Salah Abdeslam échappera-t-il à la prison à perpétuité incompressible requise par le parquet ? C’est en tout cas ce qu’ont tenté de plaider les deux avocats de l’unique rescapé des attentats du 13-Novembre, Mes Olivia Ronen et Martin Vettes, vendredi 24 juin. “Notre tâche est douloureuse […], elle peut être difficile à supporter quand on souffre déjà autant. Mais elle est indispensable. Elle l’est d’autant plus que Salah Abdeslam a fait le choix de ne pas parler pendant six ans”, assène Me Vettes sous le regard attentif de l’accusé, masque chirurgical sur le visage et tee-shirt blanc près du corps.

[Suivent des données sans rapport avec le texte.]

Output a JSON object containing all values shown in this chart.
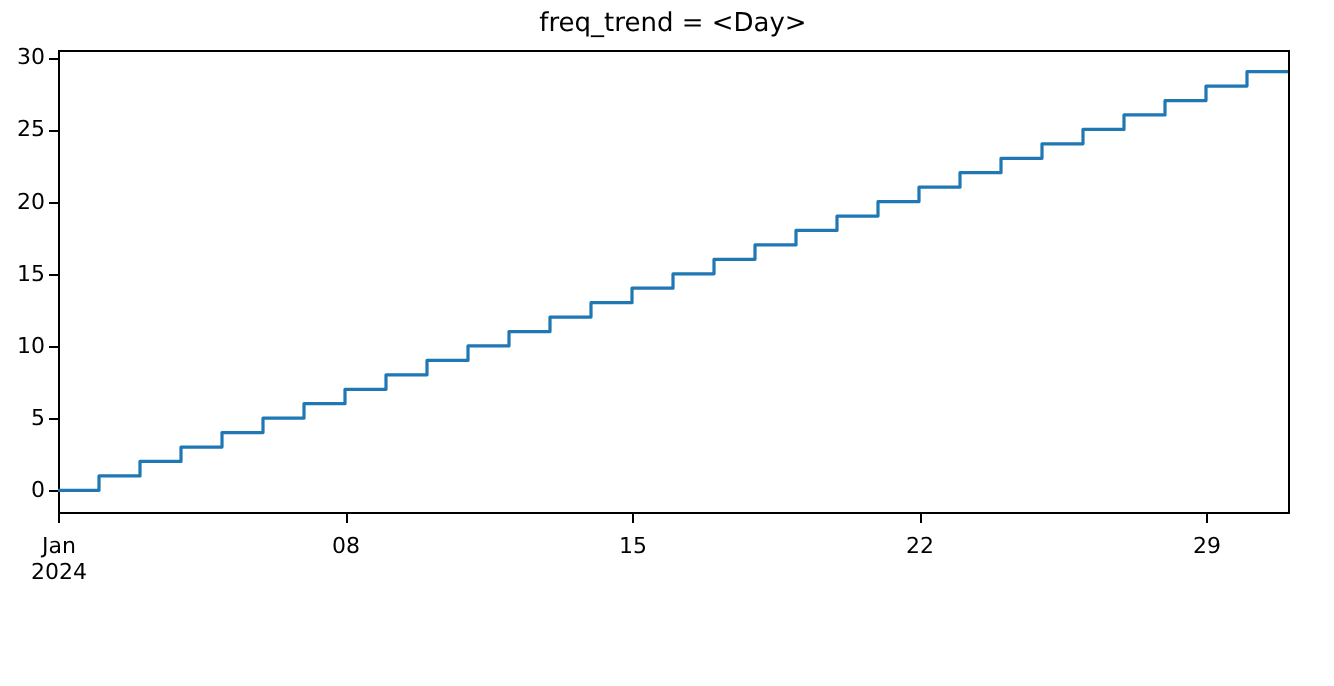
{
  "chart_data": {
    "type": "step",
    "title": "freq_trend = <Day>",
    "x": [
      "2024-01-01",
      "2024-01-02",
      "2024-01-03",
      "2024-01-04",
      "2024-01-05",
      "2024-01-06",
      "2024-01-07",
      "2024-01-08",
      "2024-01-09",
      "2024-01-10",
      "2024-01-11",
      "2024-01-12",
      "2024-01-13",
      "2024-01-14",
      "2024-01-15",
      "2024-01-16",
      "2024-01-17",
      "2024-01-18",
      "2024-01-19",
      "2024-01-20",
      "2024-01-21",
      "2024-01-22",
      "2024-01-23",
      "2024-01-24",
      "2024-01-25",
      "2024-01-26",
      "2024-01-27",
      "2024-01-28",
      "2024-01-29",
      "2024-01-30",
      "2024-01-31"
    ],
    "series": [
      {
        "color": "#1f77b4",
        "values": [
          0,
          1,
          2,
          3,
          4,
          5,
          6,
          7,
          8,
          9,
          10,
          11,
          12,
          13,
          14,
          15,
          16,
          17,
          18,
          19,
          20,
          21,
          22,
          23,
          24,
          25,
          26,
          27,
          28,
          29,
          29
        ]
      }
    ],
    "xlim": [
      "2024-01-01",
      "2024-01-31"
    ],
    "xticks": [
      {
        "value": "2024-01-01",
        "label": "Jan\n2024"
      },
      {
        "value": "2024-01-08",
        "label": "08"
      },
      {
        "value": "2024-01-15",
        "label": "15"
      },
      {
        "value": "2024-01-22",
        "label": "22"
      },
      {
        "value": "2024-01-29",
        "label": "29"
      }
    ],
    "ylim": [
      -1.5,
      30.5
    ],
    "yticks": [
      0,
      5,
      10,
      15,
      20,
      25,
      30
    ],
    "grid": false,
    "legend": false
  }
}
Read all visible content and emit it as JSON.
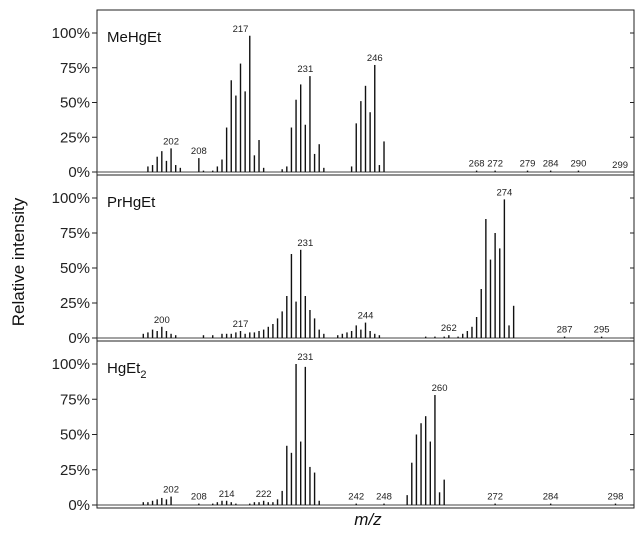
{
  "figure": {
    "ylabel": "Relative intensity",
    "xlabel": "m/z"
  },
  "chart_data": [
    {
      "type": "bar",
      "title": "MeHgEt",
      "ylabel": "Relative intensity",
      "xlabel": "m/z",
      "ylim": [
        0,
        100
      ],
      "yticks": [
        "0%",
        "25%",
        "50%",
        "75%",
        "100%"
      ],
      "annotations": [
        "202",
        "208",
        "217",
        "231",
        "246",
        "268",
        "272",
        "279",
        "284",
        "290",
        "299"
      ],
      "peaks": [
        {
          "mz": 197,
          "value": 4
        },
        {
          "mz": 198,
          "value": 5
        },
        {
          "mz": 199,
          "value": 11
        },
        {
          "mz": 200,
          "value": 15
        },
        {
          "mz": 201,
          "value": 8
        },
        {
          "mz": 202,
          "value": 17
        },
        {
          "mz": 203,
          "value": 5
        },
        {
          "mz": 204,
          "value": 3
        },
        {
          "mz": 208,
          "value": 10
        },
        {
          "mz": 209,
          "value": 1
        },
        {
          "mz": 211,
          "value": 1
        },
        {
          "mz": 212,
          "value": 4
        },
        {
          "mz": 213,
          "value": 9
        },
        {
          "mz": 214,
          "value": 32
        },
        {
          "mz": 215,
          "value": 66
        },
        {
          "mz": 216,
          "value": 55
        },
        {
          "mz": 217,
          "value": 78
        },
        {
          "mz": 218,
          "value": 58
        },
        {
          "mz": 219,
          "value": 98
        },
        {
          "mz": 220,
          "value": 12
        },
        {
          "mz": 221,
          "value": 23
        },
        {
          "mz": 222,
          "value": 3
        },
        {
          "mz": 226,
          "value": 2
        },
        {
          "mz": 227,
          "value": 4
        },
        {
          "mz": 228,
          "value": 32
        },
        {
          "mz": 229,
          "value": 52
        },
        {
          "mz": 230,
          "value": 63
        },
        {
          "mz": 231,
          "value": 34
        },
        {
          "mz": 232,
          "value": 69
        },
        {
          "mz": 233,
          "value": 13
        },
        {
          "mz": 234,
          "value": 20
        },
        {
          "mz": 235,
          "value": 3
        },
        {
          "mz": 241,
          "value": 4
        },
        {
          "mz": 242,
          "value": 35
        },
        {
          "mz": 243,
          "value": 51
        },
        {
          "mz": 244,
          "value": 62
        },
        {
          "mz": 245,
          "value": 43
        },
        {
          "mz": 246,
          "value": 77
        },
        {
          "mz": 247,
          "value": 5
        },
        {
          "mz": 248,
          "value": 22
        },
        {
          "mz": 268,
          "value": 1
        },
        {
          "mz": 272,
          "value": 1
        },
        {
          "mz": 279,
          "value": 1
        },
        {
          "mz": 284,
          "value": 1
        },
        {
          "mz": 290,
          "value": 1
        }
      ]
    },
    {
      "type": "bar",
      "title": "PrHgEt",
      "ylabel": "Relative intensity",
      "xlabel": "m/z",
      "ylim": [
        0,
        100
      ],
      "yticks": [
        "0%",
        "25%",
        "50%",
        "75%",
        "100%"
      ],
      "annotations": [
        "200",
        "217",
        "231",
        "244",
        "262",
        "274",
        "287",
        "295"
      ],
      "peaks": [
        {
          "mz": 196,
          "value": 3
        },
        {
          "mz": 197,
          "value": 4
        },
        {
          "mz": 198,
          "value": 6
        },
        {
          "mz": 199,
          "value": 5
        },
        {
          "mz": 200,
          "value": 8
        },
        {
          "mz": 201,
          "value": 5
        },
        {
          "mz": 202,
          "value": 3
        },
        {
          "mz": 203,
          "value": 2
        },
        {
          "mz": 209,
          "value": 2
        },
        {
          "mz": 211,
          "value": 2
        },
        {
          "mz": 213,
          "value": 3
        },
        {
          "mz": 214,
          "value": 3
        },
        {
          "mz": 215,
          "value": 3
        },
        {
          "mz": 216,
          "value": 4
        },
        {
          "mz": 217,
          "value": 5
        },
        {
          "mz": 218,
          "value": 3
        },
        {
          "mz": 219,
          "value": 4
        },
        {
          "mz": 220,
          "value": 4
        },
        {
          "mz": 221,
          "value": 5
        },
        {
          "mz": 222,
          "value": 6
        },
        {
          "mz": 223,
          "value": 8
        },
        {
          "mz": 224,
          "value": 10
        },
        {
          "mz": 225,
          "value": 14
        },
        {
          "mz": 226,
          "value": 19
        },
        {
          "mz": 227,
          "value": 30
        },
        {
          "mz": 228,
          "value": 60
        },
        {
          "mz": 229,
          "value": 26
        },
        {
          "mz": 230,
          "value": 63
        },
        {
          "mz": 231,
          "value": 30
        },
        {
          "mz": 232,
          "value": 20
        },
        {
          "mz": 233,
          "value": 14
        },
        {
          "mz": 234,
          "value": 6
        },
        {
          "mz": 235,
          "value": 3
        },
        {
          "mz": 238,
          "value": 2
        },
        {
          "mz": 239,
          "value": 3
        },
        {
          "mz": 240,
          "value": 4
        },
        {
          "mz": 241,
          "value": 5
        },
        {
          "mz": 242,
          "value": 9
        },
        {
          "mz": 243,
          "value": 6
        },
        {
          "mz": 244,
          "value": 11
        },
        {
          "mz": 245,
          "value": 5
        },
        {
          "mz": 246,
          "value": 3
        },
        {
          "mz": 247,
          "value": 2
        },
        {
          "mz": 257,
          "value": 1
        },
        {
          "mz": 259,
          "value": 1
        },
        {
          "mz": 261,
          "value": 1
        },
        {
          "mz": 262,
          "value": 2
        },
        {
          "mz": 264,
          "value": 1
        },
        {
          "mz": 265,
          "value": 3
        },
        {
          "mz": 266,
          "value": 5
        },
        {
          "mz": 267,
          "value": 8
        },
        {
          "mz": 268,
          "value": 15
        },
        {
          "mz": 269,
          "value": 35
        },
        {
          "mz": 270,
          "value": 85
        },
        {
          "mz": 271,
          "value": 56
        },
        {
          "mz": 272,
          "value": 75
        },
        {
          "mz": 273,
          "value": 64
        },
        {
          "mz": 274,
          "value": 99
        },
        {
          "mz": 275,
          "value": 9
        },
        {
          "mz": 276,
          "value": 23
        },
        {
          "mz": 287,
          "value": 1
        },
        {
          "mz": 295,
          "value": 1
        }
      ]
    },
    {
      "type": "bar",
      "title": "HgEt",
      "title_subscript": "2",
      "ylabel": "Relative intensity",
      "xlabel": "m/z",
      "ylim": [
        0,
        100
      ],
      "yticks": [
        "0%",
        "25%",
        "50%",
        "75%",
        "100%"
      ],
      "annotations": [
        "202",
        "208",
        "214",
        "222",
        "231",
        "242",
        "248",
        "260",
        "272",
        "284",
        "298"
      ],
      "peaks": [
        {
          "mz": 196,
          "value": 2
        },
        {
          "mz": 197,
          "value": 2
        },
        {
          "mz": 198,
          "value": 3
        },
        {
          "mz": 199,
          "value": 4
        },
        {
          "mz": 200,
          "value": 5
        },
        {
          "mz": 201,
          "value": 4
        },
        {
          "mz": 202,
          "value": 6
        },
        {
          "mz": 208,
          "value": 1
        },
        {
          "mz": 211,
          "value": 1
        },
        {
          "mz": 212,
          "value": 2
        },
        {
          "mz": 213,
          "value": 3
        },
        {
          "mz": 214,
          "value": 3
        },
        {
          "mz": 215,
          "value": 2
        },
        {
          "mz": 216,
          "value": 1
        },
        {
          "mz": 219,
          "value": 1
        },
        {
          "mz": 220,
          "value": 2
        },
        {
          "mz": 221,
          "value": 2
        },
        {
          "mz": 222,
          "value": 3
        },
        {
          "mz": 223,
          "value": 2
        },
        {
          "mz": 224,
          "value": 2
        },
        {
          "mz": 225,
          "value": 4
        },
        {
          "mz": 226,
          "value": 10
        },
        {
          "mz": 227,
          "value": 42
        },
        {
          "mz": 228,
          "value": 37
        },
        {
          "mz": 229,
          "value": 100
        },
        {
          "mz": 230,
          "value": 45
        },
        {
          "mz": 231,
          "value": 98
        },
        {
          "mz": 232,
          "value": 27
        },
        {
          "mz": 233,
          "value": 23
        },
        {
          "mz": 234,
          "value": 3
        },
        {
          "mz": 242,
          "value": 1
        },
        {
          "mz": 248,
          "value": 1
        },
        {
          "mz": 253,
          "value": 7
        },
        {
          "mz": 254,
          "value": 30
        },
        {
          "mz": 255,
          "value": 50
        },
        {
          "mz": 256,
          "value": 58
        },
        {
          "mz": 257,
          "value": 63
        },
        {
          "mz": 258,
          "value": 45
        },
        {
          "mz": 259,
          "value": 78
        },
        {
          "mz": 260,
          "value": 9
        },
        {
          "mz": 261,
          "value": 18
        },
        {
          "mz": 272,
          "value": 1
        },
        {
          "mz": 284,
          "value": 1
        },
        {
          "mz": 298,
          "value": 1
        }
      ]
    }
  ]
}
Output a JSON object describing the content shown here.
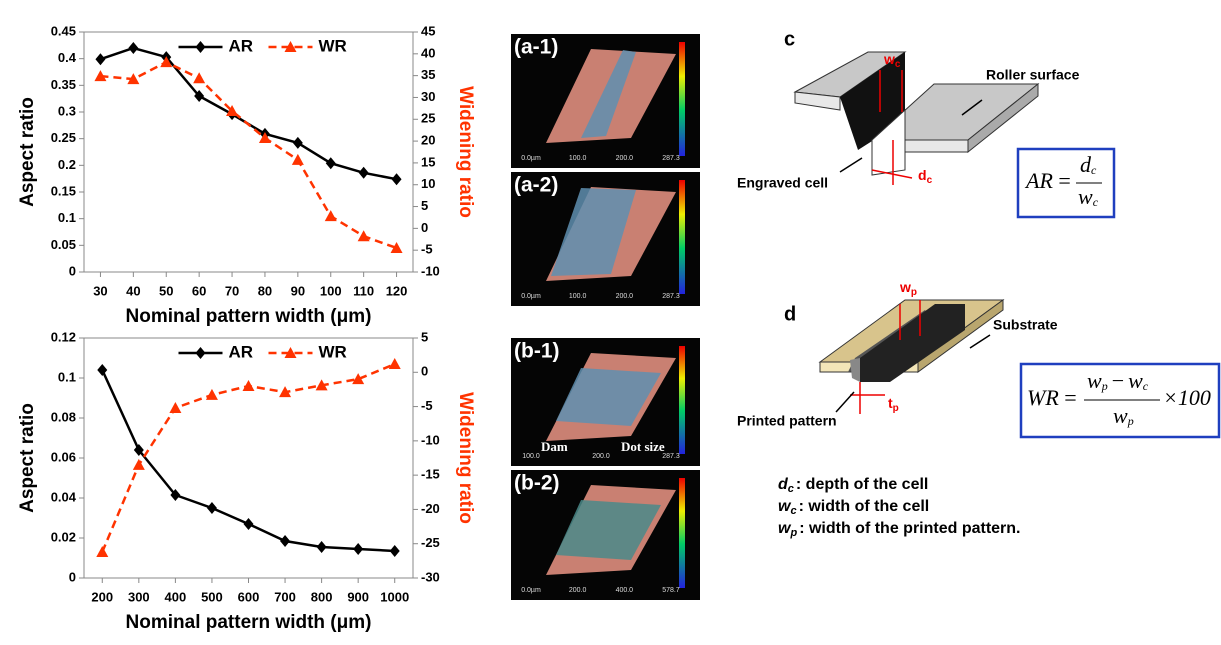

Et le juriste de poursuivre : “J’espère que votre intime conviction n’est pas déjà faite. Est-ce qu’un jour cet homme pourra revenir dans la société ou est-il définitivement perdu ? […] Beaucoup sont arrivés avec des certitudes, sauf que notre travail est d’ébranler ces certitudes. Le parquet fait porter des accusations lourdes, très lourdes, trop lourdes.”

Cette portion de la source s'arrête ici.